8. RIWAYAT HUBUNGAN SEKSUAL DAN STATUS PERKAWINAN PADA KASUS


DI SKENARIO!

Pada kasus di scenario, laki-laki 21 tahun dengan keluhan luka pada kepala kemaluannya.
Dari semua diagnosis banding yang diambil dari kelompok kami, rata-rata factor resiko
yang terjadi bisa dikarenakan dari hubungan seksual dan status pernikahan pasien itu
sendiri. Pada riwayat hubungan seksual dan dalam status belum pernah menikah,
biasanya dikarenakan penderita berhubungan seks dengan bergonta-ganti pasangan yang
biasanya tidak disertai dengan perlindungan, yaitu kondom. Meski kondom tidak seratus
persen melindungi, tetapi itu merupakan cara terbaik untuk menghindari penularan
penyakit menular seksual. Dan kemungkinan lainnya penderita bergonta-ganti pasangan
yang suka bergonta-ganti pasangan pula yang tidak lepas dari pasangan-pasangannya
pasangan penderita. Jadi bisa juga tertular dari orang-orang yang sebelumnya.

Dan riwayat hubungan seksual dalam status sudah pernah menikah, bisa saja si penderita
sudah menikah tapi masih juga melakukan hubungan seks dengan wanita-wanita lain
diluar penikahannya yang biasanya dikarenakan ketidakpuasan pada pasangan. Dan ada
juga kasus yang disebut Monogami Serial, yaitu menikahi satu orang saja pada satu masa,
tetapi jika diakumulasikan jumlah orang yang dinikahinya juga banyak. Dengan seperti
itu walaupun hanya berhubungan dengan pasangannya dalam pernikahan, tetapi
dikarenakan sering berpisah (kawin-cerai) dan mendapatkan pasangan baru untuk
dinikahi lagi, itu sama saja dengan bergonta-ganti pasangan. Sebab biasanya orang yang
melakukan monogamy serial ini berpikir bahwa mereka saat itu memiliki hubungan yang
eksklusif (pernikahan) sehingga akan tergoda untuk berhenti menggunakan pelindung
(kondom) ketika berhubungan seksual. Monogami sebenarnya efektif mencegah PMS,
tetapi hhanya pada monogami jangka panjang yang kedua pasagan sudah dites kesehatan
reproduksi.
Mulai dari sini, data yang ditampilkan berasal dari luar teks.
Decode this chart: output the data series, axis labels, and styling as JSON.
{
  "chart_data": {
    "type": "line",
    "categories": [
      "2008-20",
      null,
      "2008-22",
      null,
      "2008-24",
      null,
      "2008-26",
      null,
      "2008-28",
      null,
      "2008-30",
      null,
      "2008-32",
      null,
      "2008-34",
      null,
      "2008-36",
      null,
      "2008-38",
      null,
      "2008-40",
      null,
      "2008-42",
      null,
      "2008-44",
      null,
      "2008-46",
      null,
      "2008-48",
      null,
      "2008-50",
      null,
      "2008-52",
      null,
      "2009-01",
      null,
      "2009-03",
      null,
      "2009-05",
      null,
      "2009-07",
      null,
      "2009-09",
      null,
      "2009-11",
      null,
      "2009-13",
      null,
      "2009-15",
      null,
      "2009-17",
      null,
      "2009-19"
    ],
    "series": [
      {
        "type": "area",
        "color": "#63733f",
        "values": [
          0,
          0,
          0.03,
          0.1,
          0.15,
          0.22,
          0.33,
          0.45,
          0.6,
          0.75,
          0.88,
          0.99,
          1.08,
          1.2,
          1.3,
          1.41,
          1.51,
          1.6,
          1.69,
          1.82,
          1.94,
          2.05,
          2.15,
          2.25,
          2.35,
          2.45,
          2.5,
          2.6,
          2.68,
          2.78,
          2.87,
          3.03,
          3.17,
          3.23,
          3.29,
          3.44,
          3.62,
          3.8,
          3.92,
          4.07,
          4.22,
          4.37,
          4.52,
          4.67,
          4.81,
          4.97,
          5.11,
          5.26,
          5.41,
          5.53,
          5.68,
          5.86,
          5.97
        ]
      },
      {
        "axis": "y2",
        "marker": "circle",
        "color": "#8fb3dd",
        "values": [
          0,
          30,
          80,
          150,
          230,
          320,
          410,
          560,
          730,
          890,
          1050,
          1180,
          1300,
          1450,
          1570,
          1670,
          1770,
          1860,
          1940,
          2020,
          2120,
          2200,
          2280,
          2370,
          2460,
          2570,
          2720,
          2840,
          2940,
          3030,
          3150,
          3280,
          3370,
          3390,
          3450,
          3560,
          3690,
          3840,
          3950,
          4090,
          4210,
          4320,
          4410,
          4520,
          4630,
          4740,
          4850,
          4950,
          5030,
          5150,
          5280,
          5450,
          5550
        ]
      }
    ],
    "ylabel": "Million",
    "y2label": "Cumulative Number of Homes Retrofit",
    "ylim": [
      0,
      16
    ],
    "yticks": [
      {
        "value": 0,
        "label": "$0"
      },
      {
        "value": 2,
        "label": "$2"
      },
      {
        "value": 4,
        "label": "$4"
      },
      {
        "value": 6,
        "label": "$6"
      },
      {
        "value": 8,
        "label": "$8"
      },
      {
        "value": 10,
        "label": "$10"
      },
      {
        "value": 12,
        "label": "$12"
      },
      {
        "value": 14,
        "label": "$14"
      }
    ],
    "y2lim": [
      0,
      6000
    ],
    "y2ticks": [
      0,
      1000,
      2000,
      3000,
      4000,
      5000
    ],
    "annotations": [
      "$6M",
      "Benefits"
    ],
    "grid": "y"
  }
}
Hubungan seksual bisa menjadi factor pencetus tertularnya penyakit menular
seksual.

9. CONTOH PENYAKIT AKIBAT JAMUR, PARASIT, BAKTERI, VIRUS YANG


DAPAT MENYEBABKAN LESI PADA ORGAN GENITAL

LESI KULIT TER-INFEKSI OLEH PARASIT

CONTOH : SCABIES
Gambaran klinis skabies pada umumnya adalah ditemukan lesi papul, pustul,lesi-lesi
kronik akibat garukan di tempat predileksi infestasi tungau serta lesi-lesi akibat infeksi
sekunder.Berbeda dengan manifestasi klasiknya, pada penderita yangmengalami defek
respon imunitas seluler atau kelemahan mental (mental debilitation),lesi skabies memiliki
bentuk khusus yang dikenal sebagai skabies Norwegian(krustosa).Gambaran klinis ini
sering dikelirukan dengan dermatosis berkrusta sepertipsoriasis, dermatitis seboroik,
dermatitis kontak dan berbagi penyebab eritrodermalainnya.Diagnosis sering tertunda
hingga berbulan-bulan dan tidak jarang diketahuisetelah adanya orang di sekitar penderita
yang terinfeksi.

LESI KULIT TERINFEKSI OLEH VIRUS

CONTOH: HERPES

Gejala herpes yang umumnya dikaitkan dengan penyakit kelamin herpes adalah luka-
luka, vesikel atau ulkus – semuanya yang disebut sebagai ‘lesi’. Lesi klasik penyakit
herpes ini sering mirip dengan benjolan atau lepuh kecil yang akhirnya ditutup dengan
lapisan keras dan terlihat seperti luka terpotong. Lesi ini mungkin membutuhkan dua
sampai empat minggu untuk sembuh.

Selama masa ini, beberapa orang mengalami sekumpulan lesi kedua, dan beberapa
mengalami gejala mirip flu, termasuk demam dan kelenjar yang bengkak, terutama dekat
kunci paha. Gejala Herpes yang berat ini pada peristiwa pertama sering disertai sakit
kepala dan sakit waktu kencing.

Sekali lagi, walau peristiwa pertama dapat menimbulkan penyakit cukup berat, gejala
herpes beraneka ragam dan pada beberapa orang infeksi awal hanya menghasilkan gejala
ringan.
LESI KULIT TERINFEKSI OLEH JAMUR

CONTOH : TINEA CRURIS

Biasanya lokasi pada daerah selangkangan atau sisi paha atas bagian dalam, dapat terjadi
dikedua paha atau di salah satu paha saja. Keluhan utama adalah rasa gatal yang dapat
hebat.Lesi berbatas tegas, tepi meninggi yang dapat berupa bintil-bintil kemerahan atau
lenting-lenting kemerahan, atau kadang terlihat lenting-lenting yang berisi nanah. Bagian
tengah menyembuh berupa daerah coklat kehitaman bersisik. Garukan terus-menerus
dapat menimbulkan gambaran penebalan kulit. Buah zakar sangat jarang menunjukkan
keluhan, meskipun pemeriksaan jamur dapat positif, hal yang berbeda dengan kandidiasis
yang sering menunjukkan keterlibatan pada buah zakar dan penis.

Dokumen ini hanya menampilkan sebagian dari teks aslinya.